Muslimische Vertreter warnen vor einer eskalierenden Kopftuchdebatte in der Schweiz. Verbotsforderungen gefährden aus ihrer Sicht Grundrechte, erschweren Integration und verzerren das Bild muslimischer Frauen.

Die Föderation Islamischer Dachorganisationen Schweiz (FIDS) hat die anhaltende politische Debatte über Kopftuchverbote scharf kritisiert und von einer „grotesken Verzerrung“ des Gleichberechtigungsbegriffs gesprochen. Die 16 angeschlossenen Dachverbände beobachten den politischen und medialen Umgang mit muslimischen Frauen in der Schweiz demnach „mit ernster Besorgnis“.
Ein Verbot religiöser Bekleidung an Schulen oder im öffentlichen Raum gefährde Integration und behindere Gleichberechtigung, heißt es in einem am Sonntag veröffentlichten Positionspapier.
Mit Blick auf Lehrkräfte mit Kopftuch wirft der Verband Teilen der Politik vor, ein „verkürztes Verständnis von Religionsfreiheit“ zu vertreten. Staatliche Neutralität bedeute nicht, Religion aus dem öffentlichen Raum zu verbannen, sondern Angehörige aller Religionen gleich zu behandeln. Ein Ausschluss von kopftuchtragenden Lehrerinnen aus dem Schuldienst schwäche Integration und verschärfe Fachkräfteengpässe im Bildungsbereich.
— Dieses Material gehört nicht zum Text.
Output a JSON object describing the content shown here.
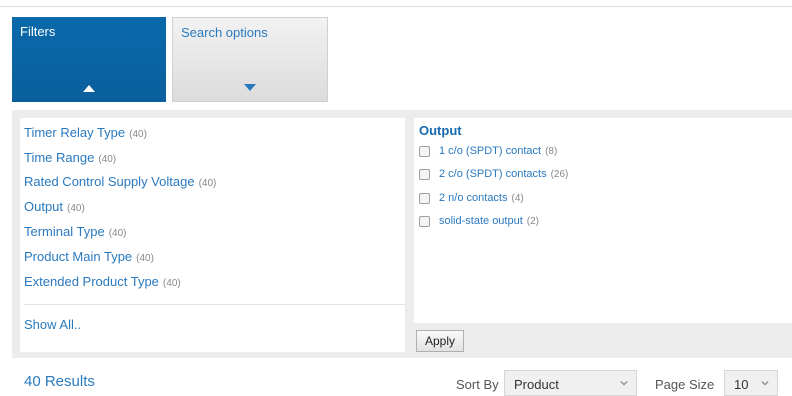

Der häufig geäußerte Vorwurf, das Kopftuch einer Lehrerin könne Schülerinnen unter Druck setzen, sei wissenschaftlich nicht belegt. Vielmehr fördere der sichtbare Umgang mit Vielfalt Kompetenzen im sozialen Miteinander und ermögliche Kindern wichtige Alltagserfahrungen in einer pluralistischen Gesellschaft.
Die FIDS betont, dass Gleichberechtigung und Selbstbestimmung nicht durch Verbote hergestellt werden könnten. Lehrerinnen würden wegen ihrer pädagogischen Qualifikation eingestellt – nicht wegen oder trotz eines Kleidungsstücks. Wer das Kopftuchverbot als Voraussetzung für Gleichstellung darstelle, schüre Ängste und verzerrte die öffentliche Wahrnehmung muslimischen Lebens in Europa.
Scharfe Kritik richtet der Verband auch an politischen Forderungen, das Tragen von Kopftüchern bei Schülerinnen oder generell im öffentlichen Raum zu verbieten. Solche Eingriffe stünden im Widerspruch zu Grundrechten wie Religionsfreiheit und persönlicher Entfaltungsfreiheit. Die Tatsache, dass manche Mädchen in Moscheen ein Kopftuch tragen, sei Ausdruck eines freiwilligen Hineinwachsens in die religiöse Praxis – nicht Ergebnis eines systematischen Zwangs.
Im Islam sei das Kopftuch erst ab der Pubertät vorgesehen, stellt der Verband klar. Kinderkopftücher seien keine religiöse Pflicht. Die FIDS verweist zudem darauf, dass religiöse Kleidungsregeln nicht nur Frauen beträfen. Auch Männer orientierten sich an religiös geprägten Kleidungsvorschriften und ethischen Normen.
Wiederholt werde Musliminnen pauschal unterstellt, nicht gleichberechtigt zu handeln oder zu leben. Die Verbände betonen dagegen, Gleichberechtigung von Männern und Frauen werde innerhalb der muslimischen Gemeinschaften „mit Nachdruck gepflegt und gefördert“.
Abschließend spricht sich die FIDS für eine offene Gesellschaft aus, in der unterschiedliche religiöse Ausdrucksformen selbstverständlich Platz haben. Künftige Generationen sollten Unterschiede in Kleidung und Lebensweise als normalen Bestandteil des Zusammenlebens wahrnehmen – solange niemand zu etwas gezwungen werde und alle in Frieden miteinander leben könnten.